Small savers with passbooks will get an extra half of a percentage point in interest payments, while the cost of a mortgage will fall by 11p per month for every £1,000 borrowed.
The increases for savers come at a time when the return available on small savings is very low. Most banks and building societies are offering rates of between 0.25 and 0.50 per cent on demand accounts of £1,000 to £5,000.
From March 1st the EBS will pay interest of 1 per cent on demand savings of £1,000 to £3,000 and 1.25 per cent for savings of £3,000 to £5,000. Annual interest on a £2,000 deposit will increase from £10 to £20.
About 300,000 accounts containing £400 million to £500 million will benefit. Because some customers operate a number of accounts the society was unable to say how many would benefit.
But 45,000 mortgage holders will have lower monthly repayments from May 1st when EBS changes the way it calculates its interest charges. It is changing from calculating interest on an annual basis, which gives no credit for capital repayments made during the year, to a monthly basis.

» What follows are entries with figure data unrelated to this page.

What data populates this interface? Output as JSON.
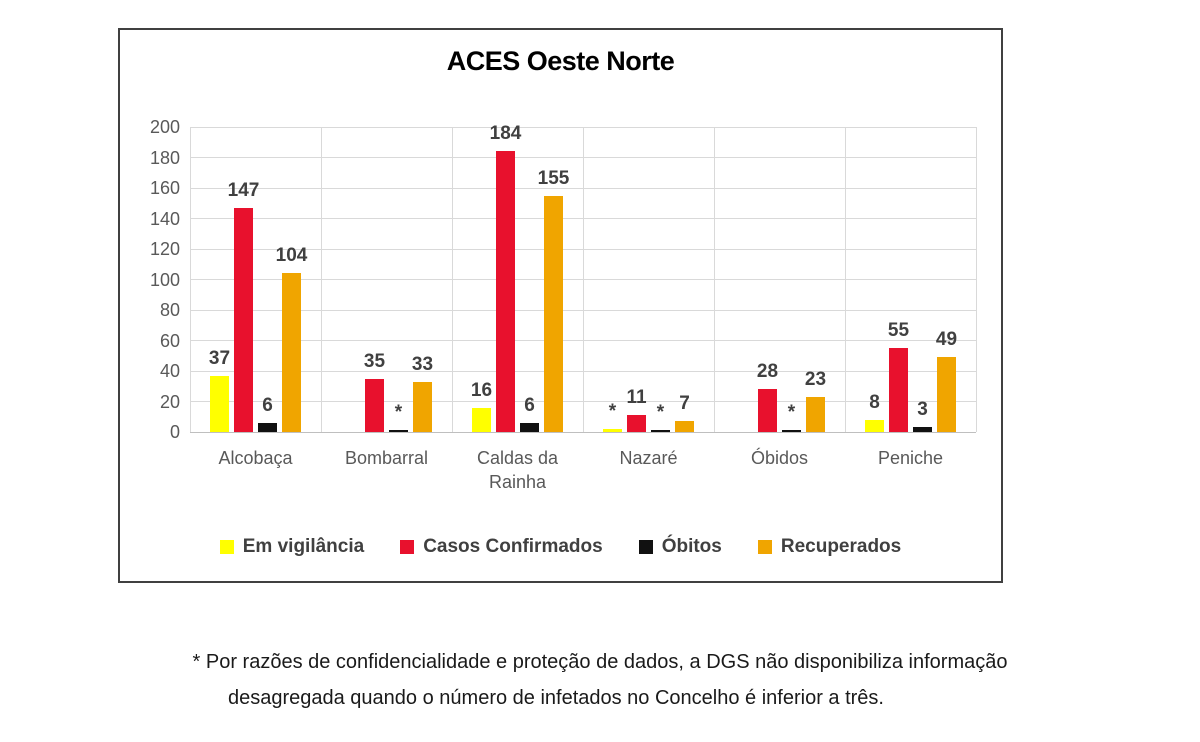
{
  "chart": {
    "title": "ACES Oeste Norte"
  },
  "chart_data": {
    "type": "bar",
    "title": "ACES Oeste Norte",
    "categories": [
      "Alcobaça",
      "Bombarral",
      "Caldas da Rainha",
      "Nazaré",
      "Óbidos",
      "Peniche"
    ],
    "series": [
      {
        "name": "Em vigilância",
        "color": "#ffff00",
        "values": [
          37,
          null,
          16,
          "*",
          null,
          8
        ]
      },
      {
        "name": "Casos Confirmados",
        "color": "#e8112d",
        "values": [
          147,
          35,
          184,
          11,
          28,
          55
        ]
      },
      {
        "name": "Óbitos",
        "color": "#111111",
        "values": [
          6,
          "*",
          6,
          "*",
          "*",
          3
        ]
      },
      {
        "name": "Recuperados",
        "color": "#f0a500",
        "values": [
          104,
          33,
          155,
          7,
          23,
          49
        ]
      }
    ],
    "ylim": [
      0,
      200
    ],
    "ytick_step": 20,
    "grid": true,
    "legend_position": "bottom",
    "suppressed_marker": "*",
    "xlabel": "",
    "ylabel": ""
  },
  "footnote": {
    "line1": "* Por razões de confidencialidade e proteção de dados, a DGS não disponibiliza informação",
    "line2": "desagregada quando o número de infetados no Concelho é inferior a três."
  }
}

This means that mortgage holders will get the benefit of repayments made each month when the interest charge on the balance of their loan is being calculated.
So their interest bills will fall because the charge will be based on a declining loan balance. A number of institutions already calculate interest on a daily or monthly basis.
Aimed at showing members the benefits of belonging to a mutual society, the move is expected to cost the EBS about £5 million this year.